Until bankers and their customers turned marketing into a nightmare for their staff, and this is not my conjecture being a fact in the public domain, most bank workers loved and often opted for what was then known as the Credit and Marketing function. It was the kind of job that allowed one to go out for a working lunch and meet new people almost on a daily basis. And as if the conspiracy against other job functions was complete, it became a tradition, especially in the merchant banks to have the top leaders of the bank always come from that department.

Management of many financial institutions tended to create a culture that diminished the importance of monitoring and supervisory function like Credit Admin. And so, people began to overlook the importance of monitoring and supervision of transactions. Credit officers were unwittingly encouraged to grow their risk assets without much or a concomitant emphasis on what I call the “after sales service of a credit relationship”. Most people began to loath “the back office jobs”, which began to look like the place for substandard staff. And that is when trouble is likely to come calling.

Every microfinance institution must give priority to the monitoring and supervisory functions, especially as they relate to credit facilities. We may emphasise the fact that as microfinance institutions, we do more than microcredit; that is a fact. But the truth is that for most commercial microfinance institutions, the real gist is the microcredit function. This function, which is intense and multi-faceted, ensures that more than half the action of every level of management is open to others to cross-check and help fine tune.

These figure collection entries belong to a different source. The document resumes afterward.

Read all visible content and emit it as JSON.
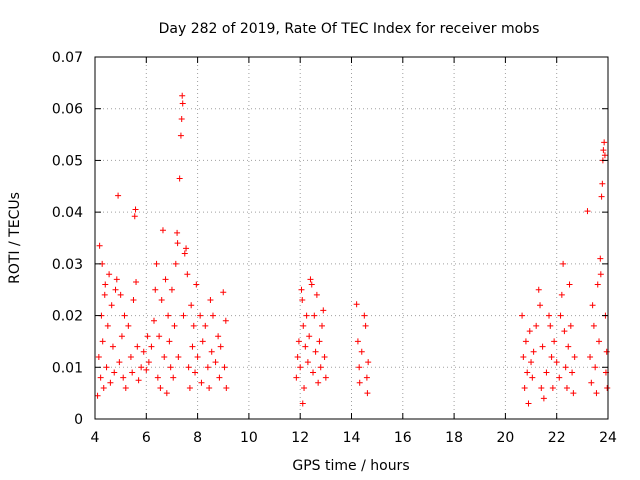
{
  "chart_data": {
    "type": "scatter",
    "title": "Day 282 of 2019, Rate Of TEC Index for receiver mobs",
    "xlabel": "GPS time / hours",
    "ylabel": "ROTI / TECUs",
    "xlim": [
      4,
      24
    ],
    "ylim": [
      0,
      0.07
    ],
    "grid": true,
    "x_ticks": [
      4,
      6,
      8,
      10,
      12,
      14,
      16,
      18,
      20,
      22,
      24
    ],
    "x_tick_labels": [
      "4",
      "6",
      "8",
      "10",
      "12",
      "14",
      "16",
      "18",
      "20",
      "22",
      "24"
    ],
    "y_ticks": [
      0,
      0.01,
      0.02,
      0.03,
      0.04,
      0.05,
      0.06,
      0.07
    ],
    "y_tick_labels": [
      "0",
      "0.01",
      "0.02",
      "0.03",
      "0.04",
      "0.05",
      "0.06",
      "0.07"
    ],
    "marker": "+",
    "marker_color": "#ff0000",
    "series": [
      {
        "name": "ROTI",
        "points": [
          [
            4.1,
            0.0045
          ],
          [
            4.15,
            0.012
          ],
          [
            4.18,
            0.0335
          ],
          [
            4.22,
            0.008
          ],
          [
            4.25,
            0.02
          ],
          [
            4.28,
            0.03
          ],
          [
            4.3,
            0.015
          ],
          [
            4.34,
            0.006
          ],
          [
            4.38,
            0.024
          ],
          [
            4.4,
            0.026
          ],
          [
            4.45,
            0.01
          ],
          [
            4.5,
            0.018
          ],
          [
            4.55,
            0.028
          ],
          [
            4.6,
            0.007
          ],
          [
            4.65,
            0.022
          ],
          [
            4.7,
            0.014
          ],
          [
            4.75,
            0.009
          ],
          [
            4.8,
            0.025
          ],
          [
            4.85,
            0.027
          ],
          [
            4.9,
            0.0432
          ],
          [
            4.95,
            0.011
          ],
          [
            5.0,
            0.024
          ],
          [
            5.05,
            0.016
          ],
          [
            5.1,
            0.008
          ],
          [
            5.15,
            0.02
          ],
          [
            5.2,
            0.006
          ],
          [
            5.3,
            0.018
          ],
          [
            5.4,
            0.012
          ],
          [
            5.45,
            0.009
          ],
          [
            5.5,
            0.023
          ],
          [
            5.55,
            0.0392
          ],
          [
            5.58,
            0.0405
          ],
          [
            5.6,
            0.0265
          ],
          [
            5.65,
            0.014
          ],
          [
            5.7,
            0.0075
          ],
          [
            5.8,
            0.01
          ],
          [
            5.9,
            0.013
          ],
          [
            6.0,
            0.0095
          ],
          [
            6.05,
            0.016
          ],
          [
            6.1,
            0.011
          ],
          [
            6.2,
            0.014
          ],
          [
            6.3,
            0.019
          ],
          [
            6.35,
            0.025
          ],
          [
            6.4,
            0.03
          ],
          [
            6.45,
            0.008
          ],
          [
            6.5,
            0.016
          ],
          [
            6.55,
            0.006
          ],
          [
            6.6,
            0.023
          ],
          [
            6.65,
            0.0365
          ],
          [
            6.7,
            0.012
          ],
          [
            6.75,
            0.027
          ],
          [
            6.8,
            0.005
          ],
          [
            6.85,
            0.02
          ],
          [
            6.9,
            0.015
          ],
          [
            6.95,
            0.01
          ],
          [
            7.0,
            0.025
          ],
          [
            7.05,
            0.008
          ],
          [
            7.1,
            0.018
          ],
          [
            7.15,
            0.03
          ],
          [
            7.2,
            0.036
          ],
          [
            7.22,
            0.034
          ],
          [
            7.25,
            0.012
          ],
          [
            7.3,
            0.0465
          ],
          [
            7.35,
            0.0548
          ],
          [
            7.38,
            0.058
          ],
          [
            7.4,
            0.0625
          ],
          [
            7.42,
            0.061
          ],
          [
            7.45,
            0.02
          ],
          [
            7.5,
            0.032
          ],
          [
            7.55,
            0.033
          ],
          [
            7.6,
            0.028
          ],
          [
            7.65,
            0.01
          ],
          [
            7.7,
            0.006
          ],
          [
            7.75,
            0.022
          ],
          [
            7.8,
            0.014
          ],
          [
            7.85,
            0.018
          ],
          [
            7.9,
            0.009
          ],
          [
            7.95,
            0.026
          ],
          [
            8.0,
            0.012
          ],
          [
            8.1,
            0.02
          ],
          [
            8.15,
            0.007
          ],
          [
            8.2,
            0.015
          ],
          [
            8.3,
            0.018
          ],
          [
            8.4,
            0.01
          ],
          [
            8.45,
            0.006
          ],
          [
            8.5,
            0.023
          ],
          [
            8.55,
            0.013
          ],
          [
            8.6,
            0.02
          ],
          [
            8.7,
            0.011
          ],
          [
            8.8,
            0.016
          ],
          [
            8.85,
            0.008
          ],
          [
            8.9,
            0.014
          ],
          [
            9.0,
            0.0245
          ],
          [
            9.05,
            0.01
          ],
          [
            9.1,
            0.019
          ],
          [
            9.12,
            0.006
          ],
          [
            11.85,
            0.008
          ],
          [
            11.9,
            0.012
          ],
          [
            11.95,
            0.015
          ],
          [
            12.0,
            0.01
          ],
          [
            12.05,
            0.025
          ],
          [
            12.08,
            0.023
          ],
          [
            12.1,
            0.003
          ],
          [
            12.12,
            0.018
          ],
          [
            12.15,
            0.006
          ],
          [
            12.2,
            0.014
          ],
          [
            12.25,
            0.02
          ],
          [
            12.3,
            0.011
          ],
          [
            12.35,
            0.016
          ],
          [
            12.4,
            0.027
          ],
          [
            12.45,
            0.026
          ],
          [
            12.5,
            0.009
          ],
          [
            12.55,
            0.02
          ],
          [
            12.6,
            0.013
          ],
          [
            12.65,
            0.024
          ],
          [
            12.7,
            0.007
          ],
          [
            12.75,
            0.015
          ],
          [
            12.8,
            0.01
          ],
          [
            12.85,
            0.018
          ],
          [
            12.9,
            0.021
          ],
          [
            12.95,
            0.012
          ],
          [
            13.0,
            0.008
          ],
          [
            14.2,
            0.0222
          ],
          [
            14.25,
            0.015
          ],
          [
            14.3,
            0.01
          ],
          [
            14.32,
            0.007
          ],
          [
            14.4,
            0.013
          ],
          [
            14.5,
            0.02
          ],
          [
            14.55,
            0.018
          ],
          [
            14.6,
            0.008
          ],
          [
            14.62,
            0.005
          ],
          [
            14.65,
            0.011
          ],
          [
            20.65,
            0.02
          ],
          [
            20.7,
            0.012
          ],
          [
            20.75,
            0.006
          ],
          [
            20.8,
            0.015
          ],
          [
            20.85,
            0.009
          ],
          [
            20.9,
            0.003
          ],
          [
            20.95,
            0.017
          ],
          [
            21.0,
            0.011
          ],
          [
            21.05,
            0.008
          ],
          [
            21.1,
            0.013
          ],
          [
            21.2,
            0.018
          ],
          [
            21.3,
            0.025
          ],
          [
            21.35,
            0.022
          ],
          [
            21.4,
            0.006
          ],
          [
            21.45,
            0.014
          ],
          [
            21.5,
            0.004
          ],
          [
            21.6,
            0.009
          ],
          [
            21.7,
            0.02
          ],
          [
            21.75,
            0.018
          ],
          [
            21.8,
            0.012
          ],
          [
            21.85,
            0.006
          ],
          [
            21.9,
            0.015
          ],
          [
            22.0,
            0.011
          ],
          [
            22.1,
            0.008
          ],
          [
            22.15,
            0.02
          ],
          [
            22.2,
            0.024
          ],
          [
            22.25,
            0.03
          ],
          [
            22.3,
            0.017
          ],
          [
            22.35,
            0.01
          ],
          [
            22.4,
            0.006
          ],
          [
            22.45,
            0.014
          ],
          [
            22.5,
            0.026
          ],
          [
            22.55,
            0.018
          ],
          [
            22.6,
            0.009
          ],
          [
            22.65,
            0.005
          ],
          [
            22.7,
            0.012
          ],
          [
            23.2,
            0.0402
          ],
          [
            23.3,
            0.012
          ],
          [
            23.35,
            0.007
          ],
          [
            23.4,
            0.022
          ],
          [
            23.45,
            0.018
          ],
          [
            23.5,
            0.01
          ],
          [
            23.55,
            0.005
          ],
          [
            23.6,
            0.026
          ],
          [
            23.65,
            0.015
          ],
          [
            23.7,
            0.031
          ],
          [
            23.72,
            0.028
          ],
          [
            23.75,
            0.043
          ],
          [
            23.78,
            0.0455
          ],
          [
            23.8,
            0.05
          ],
          [
            23.82,
            0.052
          ],
          [
            23.85,
            0.0535
          ],
          [
            23.88,
            0.051
          ],
          [
            23.9,
            0.02
          ],
          [
            23.92,
            0.009
          ],
          [
            23.95,
            0.013
          ],
          [
            23.97,
            0.006
          ]
        ]
      }
    ]
  }
}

How does this come about? Monitoring and supervision should aim at corporate effectiveness. Every member of staff of a certain stature must know what others are doing. This will be possible when the organization is broken into units with small effective teams and groups, under competent hands-on leaders that have deep interest in what their colleagues are doing. For example, a set of credit officers must be supervised by a competent Unit Head, who in turn is supervised by a higher level manager. This officer too will be supervised by another higher level officer- each higher level manager monitoring officers than the one below him. This is the way to get everyone to sing from the same page of the sae hymn book at the same time. Monitoring and supervision in this collegiate fashion creates a positive environment for healthy work. I call it Management by All of Us.

The gist of this emphasis on monitoring the activities of tram members is not in the mere breaking of people into groups. That is not an invention. What is important here is making sure that monitors actually monitor. There are several establishments in our country where supervisors get paid for doing everything other than supervision. That is why the conveniences in many of our public institutions stink all day, under the supervisors’ watch and no one gets fired. Do that in microfinancing you race heedlessly towards a holding action under the regulator’s big hammer.